Lamongan, Pojok Kiri.com-Polres Lamongan membuktikan komitmen pelayanan cepat lewat respons sigap Polsek Sukodadi dalam menangani aduan warga terkait adanya pengamen yang membawa anak kecil untuk meminta-minta di depan swalayan wilayah Kecamatan Sukodadi, Kabupaten Lamongan.
Aduan tersebut masuk melalui Layanan Polisi 110 pada Sabtu (06/06) pukul 19.59 WIB. Warga melaporkan tindakan tersebut karena dinilai mengganggu kenyamanan para pelanggan yang sedang berbelanja.
Kapolsek Sukodadi Iptu Moch. Sokep, S.H., melalui Kasihumas Polres Lamongan Ipda M. Hamzaid, S.Pd., mengonfirmasi bahwa petugas langsung bergerak ke lokasi dan menemukan sepasang suami istri bersama dua anak perempuan.
“Berikut data dan modus operandi hasil pemeriksaan polisi di lapangan. Identitas: Pria berinisial R (24) dan wanita berinisial S (23), asal Kecamatan Semampir, Kota Surabaya. Keduanya sudah beroperasi di wilayah Sukodadi selama kurang lebih tiga hari,” tandas Ipda Hamzaid.
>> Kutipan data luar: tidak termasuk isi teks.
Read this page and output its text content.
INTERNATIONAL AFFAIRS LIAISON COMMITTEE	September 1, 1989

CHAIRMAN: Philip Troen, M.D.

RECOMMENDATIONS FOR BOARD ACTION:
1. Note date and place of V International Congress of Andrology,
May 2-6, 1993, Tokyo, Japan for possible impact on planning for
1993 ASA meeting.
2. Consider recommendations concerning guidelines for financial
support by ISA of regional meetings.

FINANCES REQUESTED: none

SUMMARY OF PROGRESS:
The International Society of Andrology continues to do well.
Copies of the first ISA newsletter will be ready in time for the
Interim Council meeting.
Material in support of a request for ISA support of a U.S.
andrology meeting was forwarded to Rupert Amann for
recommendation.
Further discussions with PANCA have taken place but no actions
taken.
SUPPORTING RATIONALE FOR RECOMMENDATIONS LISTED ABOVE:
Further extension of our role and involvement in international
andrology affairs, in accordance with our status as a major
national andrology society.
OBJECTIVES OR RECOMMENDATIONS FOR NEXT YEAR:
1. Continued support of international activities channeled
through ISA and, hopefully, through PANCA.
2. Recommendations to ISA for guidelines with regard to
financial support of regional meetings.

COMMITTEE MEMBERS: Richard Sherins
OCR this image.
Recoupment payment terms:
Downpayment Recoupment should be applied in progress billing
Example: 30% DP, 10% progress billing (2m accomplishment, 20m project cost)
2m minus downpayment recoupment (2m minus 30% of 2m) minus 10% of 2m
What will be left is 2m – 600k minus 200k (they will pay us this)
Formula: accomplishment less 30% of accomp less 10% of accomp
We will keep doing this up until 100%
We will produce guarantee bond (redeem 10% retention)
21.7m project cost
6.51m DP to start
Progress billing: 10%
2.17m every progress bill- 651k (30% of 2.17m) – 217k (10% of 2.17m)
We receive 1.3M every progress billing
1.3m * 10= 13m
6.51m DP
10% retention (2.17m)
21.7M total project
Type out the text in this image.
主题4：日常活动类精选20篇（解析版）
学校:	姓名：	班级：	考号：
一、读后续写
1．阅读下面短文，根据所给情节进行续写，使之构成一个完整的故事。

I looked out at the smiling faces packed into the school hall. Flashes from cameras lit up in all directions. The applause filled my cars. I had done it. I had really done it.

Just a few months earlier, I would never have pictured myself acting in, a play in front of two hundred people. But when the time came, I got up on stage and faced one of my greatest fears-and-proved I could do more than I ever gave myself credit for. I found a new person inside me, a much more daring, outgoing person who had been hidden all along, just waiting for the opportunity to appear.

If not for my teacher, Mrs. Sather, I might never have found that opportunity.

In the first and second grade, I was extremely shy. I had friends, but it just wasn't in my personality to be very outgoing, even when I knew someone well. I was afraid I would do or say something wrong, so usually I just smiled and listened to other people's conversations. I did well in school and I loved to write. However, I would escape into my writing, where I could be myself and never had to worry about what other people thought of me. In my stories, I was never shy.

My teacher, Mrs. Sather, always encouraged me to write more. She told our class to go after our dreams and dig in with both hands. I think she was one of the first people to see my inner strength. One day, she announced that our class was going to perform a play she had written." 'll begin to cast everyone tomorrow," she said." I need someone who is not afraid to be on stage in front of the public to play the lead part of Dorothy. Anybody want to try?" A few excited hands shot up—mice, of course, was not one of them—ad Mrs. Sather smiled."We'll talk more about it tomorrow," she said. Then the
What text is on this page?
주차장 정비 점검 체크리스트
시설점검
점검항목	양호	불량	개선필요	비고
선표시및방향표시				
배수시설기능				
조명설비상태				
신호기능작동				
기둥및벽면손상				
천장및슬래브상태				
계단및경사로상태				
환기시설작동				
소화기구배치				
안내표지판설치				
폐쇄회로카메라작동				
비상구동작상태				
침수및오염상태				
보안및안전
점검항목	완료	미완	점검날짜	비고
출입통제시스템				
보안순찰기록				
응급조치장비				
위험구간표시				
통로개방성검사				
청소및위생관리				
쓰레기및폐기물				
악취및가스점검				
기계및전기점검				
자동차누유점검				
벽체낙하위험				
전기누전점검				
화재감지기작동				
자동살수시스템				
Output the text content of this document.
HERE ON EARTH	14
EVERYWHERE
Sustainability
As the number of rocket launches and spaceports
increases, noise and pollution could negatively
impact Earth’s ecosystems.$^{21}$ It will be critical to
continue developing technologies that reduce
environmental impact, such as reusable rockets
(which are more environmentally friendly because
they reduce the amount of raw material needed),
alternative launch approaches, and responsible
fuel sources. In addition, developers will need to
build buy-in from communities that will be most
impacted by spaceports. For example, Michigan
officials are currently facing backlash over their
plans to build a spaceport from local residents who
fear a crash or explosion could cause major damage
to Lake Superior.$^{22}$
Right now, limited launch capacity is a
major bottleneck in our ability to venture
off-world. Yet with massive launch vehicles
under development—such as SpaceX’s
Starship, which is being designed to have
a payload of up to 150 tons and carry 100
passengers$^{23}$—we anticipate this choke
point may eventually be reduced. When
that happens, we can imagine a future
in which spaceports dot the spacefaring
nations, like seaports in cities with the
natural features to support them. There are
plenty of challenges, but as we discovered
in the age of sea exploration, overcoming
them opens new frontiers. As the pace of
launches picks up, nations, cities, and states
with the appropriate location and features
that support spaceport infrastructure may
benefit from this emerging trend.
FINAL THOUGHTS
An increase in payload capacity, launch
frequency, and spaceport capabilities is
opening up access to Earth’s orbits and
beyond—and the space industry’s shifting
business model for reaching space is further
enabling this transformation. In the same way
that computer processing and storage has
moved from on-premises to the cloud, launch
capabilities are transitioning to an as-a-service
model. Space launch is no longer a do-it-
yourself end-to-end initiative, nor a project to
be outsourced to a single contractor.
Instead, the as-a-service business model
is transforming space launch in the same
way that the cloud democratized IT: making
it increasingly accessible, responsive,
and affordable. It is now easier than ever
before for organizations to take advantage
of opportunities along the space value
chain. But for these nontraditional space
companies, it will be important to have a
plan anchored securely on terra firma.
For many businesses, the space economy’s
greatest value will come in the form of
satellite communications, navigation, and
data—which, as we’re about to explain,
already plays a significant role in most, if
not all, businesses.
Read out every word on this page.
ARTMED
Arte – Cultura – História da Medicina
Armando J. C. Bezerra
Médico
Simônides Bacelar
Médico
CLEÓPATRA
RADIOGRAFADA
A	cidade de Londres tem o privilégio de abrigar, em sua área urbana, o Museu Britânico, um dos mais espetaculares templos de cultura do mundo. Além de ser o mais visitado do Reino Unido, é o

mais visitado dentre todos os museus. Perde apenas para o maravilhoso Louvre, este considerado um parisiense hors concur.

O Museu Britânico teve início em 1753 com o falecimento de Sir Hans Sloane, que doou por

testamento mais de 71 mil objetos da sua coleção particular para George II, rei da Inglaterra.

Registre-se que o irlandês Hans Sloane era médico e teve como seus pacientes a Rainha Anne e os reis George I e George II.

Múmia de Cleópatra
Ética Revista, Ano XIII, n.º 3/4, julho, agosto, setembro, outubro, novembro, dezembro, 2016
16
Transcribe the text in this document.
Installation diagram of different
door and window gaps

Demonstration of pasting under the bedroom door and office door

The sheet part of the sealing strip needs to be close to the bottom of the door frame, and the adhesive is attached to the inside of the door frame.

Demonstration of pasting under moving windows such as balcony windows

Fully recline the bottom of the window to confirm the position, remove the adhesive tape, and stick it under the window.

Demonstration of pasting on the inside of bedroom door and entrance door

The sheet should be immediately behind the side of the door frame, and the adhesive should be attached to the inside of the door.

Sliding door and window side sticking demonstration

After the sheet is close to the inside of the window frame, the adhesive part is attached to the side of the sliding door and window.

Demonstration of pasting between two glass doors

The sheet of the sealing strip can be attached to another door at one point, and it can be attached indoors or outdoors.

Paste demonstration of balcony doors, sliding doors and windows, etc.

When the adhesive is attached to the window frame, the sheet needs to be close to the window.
Lanjut Hamzaid, adapun modus mereka adalah sang istri meminta-minta di depan swalayan sambil membawa dua anak perempuan demi memicu simpati warga. Sedangkan, sang suami menunggu dan mengawasi dari warung kopi yang berada tidak jauh dari lokasi.
Petugas Polsek Sukodadi memberikan imbauan tegas agar pasangan tersebut tidak mengulangi perbuatannya. Polisi juga memberikan edukasi agar mereka tidak memanfaatkan anak-anak dalam kegiatan yang dapat mengganggu ketertiban umum.
“Sebagai bentuk penanganan yang humanis, petugas kepolisian kemudian memfasilitasi dan mengantarkan keluarga tersebut ke halte depan Plaza Lamongan. Fasilitas ini diberikan agar mereka dapat langsung melanjutkan perjalanan pulang ke daerah asal mereka di Surabaya,”pungkas Hamzaid.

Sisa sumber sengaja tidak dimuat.